Horace Henriot began playing polo at 13 in his home country Belgium. After high school he traveled to Argentina, the “Mecca of polo,” and the United States to play professionally. After a few years as a professional, Henriot decided to make a change. He studied theology and spent the last 10 years as a youth pastor and working with nonprofits.
Recently, Henriot was giving a speech about not letting your talents go to waste and realized he wasn’t following his own advice. So he got back into polo and started Play Polo LLC, but nonprofit work — involving polo — is in Henriot’s future too.
Play Polo is launching with lessons beginning the first week of May, when the weather is ideal. This is also a huge opportunity because no one in the Midwest is doing this. We’re creating a market for this. We are doing a promotion of 10 lessons for $899 if people sign up by April 15.
The classes are for all ages and you don’t need any riding experience. We’ll also have four wooden horses that you’ll use to learn the movements on first. It’s a life-size horse with a saddle on it that basically saves the horse from getting whacked in the feet and stuff like that.
In a nutshell, polo is played four-on-four and best described as hockey on a horse. It has some physical elements. You can hit each other — not in the body — [on] the mallet with the mallet. I can bump you with my horse. The most famous rule is called the line of the ball. When you hit the ball it creates an invisible line that you can’t cross with the horse. You have to come up [parallel] to them to take the ball.
A regulation size polo field is 10 acres. The one we’re using is a little bit shorter. And polo is a high-scoring game. It’s not like soccer … eight to 10 would be an average score.

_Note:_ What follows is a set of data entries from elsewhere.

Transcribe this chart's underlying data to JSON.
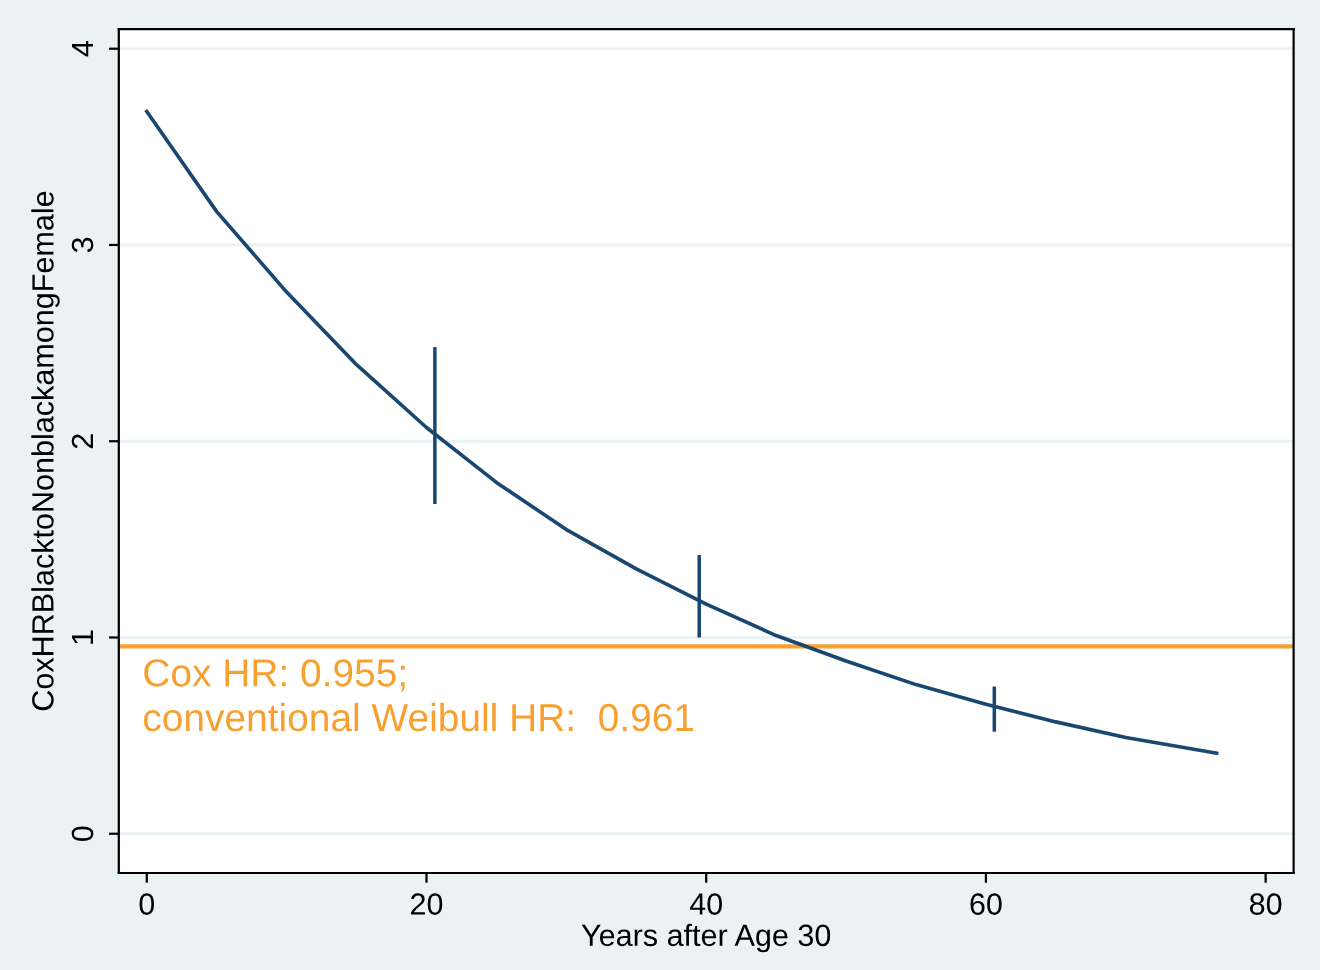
{
  "chart_data": {
    "type": "line",
    "xlabel": "Years after Age 30",
    "ylabel": "CoxHRBlacktoNonblackamongFemale",
    "xlim": [
      -2,
      82
    ],
    "ylim": [
      -0.2,
      4.1
    ],
    "xticks": [
      0,
      20,
      40,
      60,
      80
    ],
    "yticks": [
      0,
      1,
      2,
      3,
      4
    ],
    "grid": "y",
    "series": [
      {
        "color": "#1a476f",
        "x": [
          0,
          5,
          10,
          15,
          20,
          25,
          30,
          35,
          40,
          45,
          50,
          55,
          60,
          65,
          70,
          76.5
        ],
        "values": [
          3.68,
          3.17,
          2.76,
          2.39,
          2.07,
          1.79,
          1.55,
          1.35,
          1.17,
          1.01,
          0.88,
          0.76,
          0.66,
          0.57,
          0.49,
          0.41
        ]
      },
      {
        "type": "bar",
        "color": "#1a476f",
        "x": [
          20.6,
          39.5,
          60.6
        ],
        "base": [
          1.68,
          1.0,
          0.52
        ],
        "values": [
          0.8,
          0.42,
          0.23
        ]
      }
    ],
    "ref_lines": [
      {
        "axis": "y",
        "value": 0.955,
        "color": "#f7a030",
        "label": "Cox HR: 0.955;\nconventional Weibull HR:  0.961"
      }
    ]
  }
}
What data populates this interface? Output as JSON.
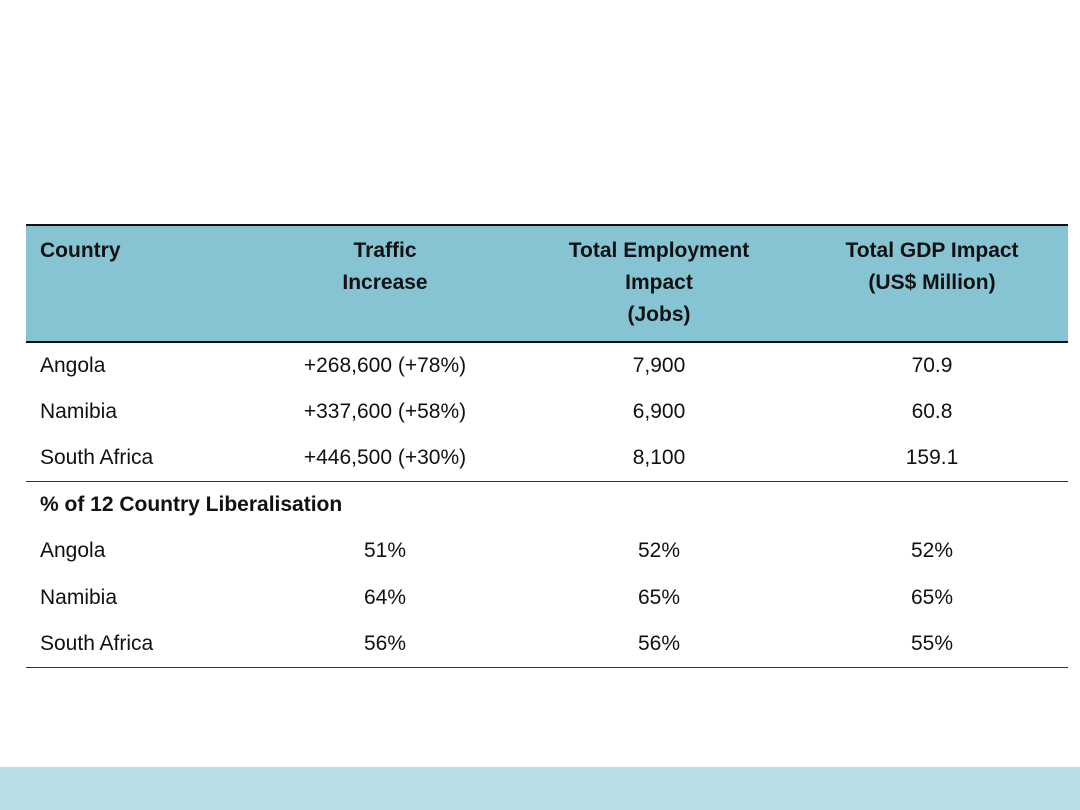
{
  "table": {
    "headers": [
      "Country",
      "Traffic\nIncrease",
      "Total Employment\nImpact\n(Jobs)",
      "Total GDP Impact\n(US$ Million)"
    ],
    "rows": [
      [
        "Angola",
        "+268,600 (+78%)",
        "7,900",
        "70.9"
      ],
      [
        "Namibia",
        "+337,600 (+58%)",
        "6,900",
        "60.8"
      ],
      [
        "South Africa",
        "+446,500 (+30%)",
        "8,100",
        "159.1"
      ]
    ],
    "section_label": "% of 12 Country Liberalisation",
    "section_rows": [
      [
        "Angola",
        "51%",
        "52%",
        "52%"
      ],
      [
        "Namibia",
        "64%",
        "65%",
        "65%"
      ],
      [
        "South Africa",
        "56%",
        "56%",
        "55%"
      ]
    ]
  },
  "colors": {
    "header_fill": "#86c4d4",
    "footer_band": "#b7dde7"
  }
}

People have this image that polo is for the rich, and we would like to break that stereotype. I think that stereotypes exist in certain places, but in most of the world it’s not like that. It’s much more accessible than people think. Polo is a great sport that’s not about the fancy hats and the high heels.
In America, they primarily use thoroughbreds, some quarter horses and a mix between the two called an appendix. The horse has to be fast, but also has to be able to stop and turn and be very agile. There are no restrictions on size … so a clydesdale could show up on the field; there’s no rule against it, but it wouldn’t be very effective.
Our dream is to give inner city kids who would never have the opportunity to play polo [a chance to play]. We want to teach them about leadership and character by introducing them to polo. We considered doing this as a non-profit … but we felt like we’d be fundraising all the time. So we can fundraise for our own non-profit for things like this. There’s an example called Work to Ride that was featured on “60 Minutes.” This woman bought a barn in Philadelphia and got inner city kids to ride horses and play. Now they’re kicking the butts of Harvard, and it’s incredible.